All team members are implementing goal-oriented care15 by being engaged in developing so called a “chronic care plan”. This label is used to describe a process involving the patient, which consists of a conversation and the co-creation of a care plan, as well as a consultation within the health care team. The patients for whom care plans were created were initially those in a chronic and/or complex (medical or social) situation, with a limited or absent social network, involving multiple care providers and/or in which the care providers involved have a sense of being “stuck”. Patients with these characteristics generally perceive structuring the care provided by the team and sharing of information as a very meaningful exercise.
An in-depth conversation takes place with the patient with the aim of creating an ICF (International Classification of Functioning) “photo” and finding out the patient’s (and the informal carer’s) health care goals. The health care provider can be from any discipline, and a trusting relationship is more important than a medical or paramedical background. This is because goal-oriented care uses a universal language that is spoken by all health disciplines and used with patients and their informal carers. The care team consultation is used to finalise the care plan and set out a number of specific interventions for the members of the health care team. The care plan is included in the Electronic Medical Record (EMR) and used as a reference resource.
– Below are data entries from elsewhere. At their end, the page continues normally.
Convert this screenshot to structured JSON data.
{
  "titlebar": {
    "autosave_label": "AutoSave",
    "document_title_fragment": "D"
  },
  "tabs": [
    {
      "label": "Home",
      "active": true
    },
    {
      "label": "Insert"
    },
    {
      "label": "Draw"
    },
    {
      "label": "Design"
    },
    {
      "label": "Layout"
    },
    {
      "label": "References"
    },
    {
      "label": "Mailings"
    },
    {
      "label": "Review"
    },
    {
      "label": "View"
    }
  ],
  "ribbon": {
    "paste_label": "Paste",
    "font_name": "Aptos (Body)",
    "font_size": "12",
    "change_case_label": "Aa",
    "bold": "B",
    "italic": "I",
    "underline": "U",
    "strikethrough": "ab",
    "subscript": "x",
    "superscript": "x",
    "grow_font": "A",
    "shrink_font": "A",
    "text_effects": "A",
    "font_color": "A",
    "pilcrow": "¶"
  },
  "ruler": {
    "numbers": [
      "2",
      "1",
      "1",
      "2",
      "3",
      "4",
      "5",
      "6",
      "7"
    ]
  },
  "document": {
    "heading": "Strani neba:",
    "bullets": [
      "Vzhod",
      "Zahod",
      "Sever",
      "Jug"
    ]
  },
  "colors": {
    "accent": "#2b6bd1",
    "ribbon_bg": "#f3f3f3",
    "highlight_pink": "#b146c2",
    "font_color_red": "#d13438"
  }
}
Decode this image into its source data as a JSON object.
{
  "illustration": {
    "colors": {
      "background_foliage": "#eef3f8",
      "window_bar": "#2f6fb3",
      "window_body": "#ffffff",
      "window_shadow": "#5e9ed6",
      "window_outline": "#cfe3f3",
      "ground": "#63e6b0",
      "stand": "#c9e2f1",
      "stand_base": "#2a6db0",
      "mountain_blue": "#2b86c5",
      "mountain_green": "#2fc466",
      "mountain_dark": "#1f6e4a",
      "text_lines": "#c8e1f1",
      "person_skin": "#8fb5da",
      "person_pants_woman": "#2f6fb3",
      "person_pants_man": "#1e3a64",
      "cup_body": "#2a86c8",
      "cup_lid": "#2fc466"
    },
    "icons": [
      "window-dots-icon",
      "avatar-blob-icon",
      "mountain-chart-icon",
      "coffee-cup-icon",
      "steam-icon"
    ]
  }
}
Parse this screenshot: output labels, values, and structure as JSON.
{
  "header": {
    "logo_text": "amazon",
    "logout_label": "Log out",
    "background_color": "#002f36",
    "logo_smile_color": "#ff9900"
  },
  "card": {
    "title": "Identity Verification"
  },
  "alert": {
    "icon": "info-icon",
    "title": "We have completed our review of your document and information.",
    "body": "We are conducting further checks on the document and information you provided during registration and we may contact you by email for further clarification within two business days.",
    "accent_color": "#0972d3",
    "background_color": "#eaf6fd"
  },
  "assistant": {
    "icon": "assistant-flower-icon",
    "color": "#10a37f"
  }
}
The care team plans the follow-up.
The health and social issues in the community based on 2-year research (including a sample of the population, data from EMRs (in a GDPR proof way), employees, people well connected in the community, such as shopkeeper, pharmacist, social welfare worker, plus data from health insurance companies, in collaboration with the University of Louvain, so broad qualitative and quantitative research) by the team of CHC Nieuw Gent are:
— Acute infectious diseases
— Problems of the musculoskeletal system
— Chronic diseases: hypertension, obesity, sleep disorders
— Social problems
— HIV, schizophrenia, and psychosis
— More chronic cardiovascular risk factors at a younger age
— Dental problems
— Higher incidence of allergenic rhinitis and asthma
— Limited capacities (mental & physical)
— Limited social network
— Cultural diversity
— Housing problems
— Lack of safety
Based on the issues several initiatives were launched, such as:
— Low threshold physical exercise lessons
— Cycling Lessons
— Advocacy meetings re. a mold problem in social housing
— Dental awareness campaign
— Info sessions to stop smoking
— Informing people and signalling/advocacy meetings on urban development and projects in the neighbourhood
— Social artistic project on wellbeing and life goals
— Symposium on the health needs assessment
— Mediation between the social housing companies and tenants regarding bed bugs problem
The main challenges to tackle nowadays are:
— How to have an impact on broader health determinants, such as low income, poor housing conditions?
— How to successfully address policymakers through advocacy and information on problems?
— How to increase networking and collective actions?
— How to better inform and empower the population?
— Setting up boundaries for the CHC role and level on engagement and resources spent in solving a particular issue (especially regarding issues that are not perceived as health-related by the stakeholders — housing, poverty, urban planning, etc.)